Già l’apertura è indicativa per i temi e i modi che Barras ha scelto: la morte della madre di Zucchina, raccontata in diretta ma senza sensazionalismo, anzi scegliendo un tono dimesso e crepuscolare, che suggerisca, che lavori sul fuori campo, sul non detto senza però omettere. Così come i drammi dei compagni di classe di Zucchina (abbandoni, genitori drogati violenti o criminali, molestie e abusi) sono detti con un equilibrio tra realismo e poesia, crudezza spiazzante e reinvenzione giocosa che rende il film un gioiello.
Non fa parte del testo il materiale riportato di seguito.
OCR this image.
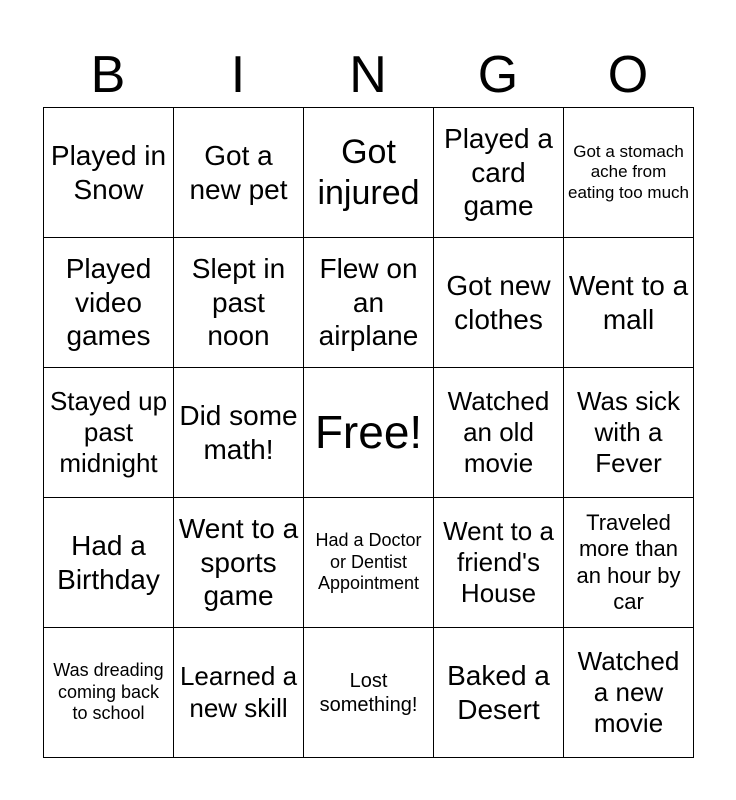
B	I	N	G	O
Played in Snow	Got a new pet	Got injured	Played a card game	Got a stomach ache from eating too much
Played video games	Slept in past noon	Flew on an airplane	Got new clothes	Went to a mall
Stayed up past midnight	Did some math!	Free!	Watched an old movie	Was sick with a Fever
Had a Birthday	Went to a sports game	Had a Doctor or Dentist Appointment	Went to a friend's House	Traveled more than an hour by car
Was dreading coming back to school	Learned a new skill	Lost something!	Baked a Desert	Watched a new movie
Soprattutto perché Barras utilizza l’animazione a passo uno, con pupazzi in plastilina e design che ricordano i disegni con cui il protagonista riempie fogli, pareti e aquiloni, con grande intelligenza, sfruttando anche graficamente quel punto di contatto tra toni e stati emotivi che lo rende narrativamente unico: così facendo il crescendo del film verso il lieto fine – che diventa anche uno sguardo non banale sulle realtà delle istituzioni di assistenza sociale, spesso maltrattate da cronaca e narrativa – non dimentica mai la sofferenza che forse ci si lascia alle spalle.
La mia vita da zucchina è un film in cui Barras e il suo gruppo di autori trovano, con un lavoro meticoloso, un grande esempio di sintesi artistica, di intelligenza cinematografica e narrativa, di capacità di parlare a vari pubblici non giocando al ribasso, ma al contrario stimolando il pubblico con scelte formali e di racconto poco usuali. E raggiungendo con la semplicità dei grandi film il cuore delle emozioni.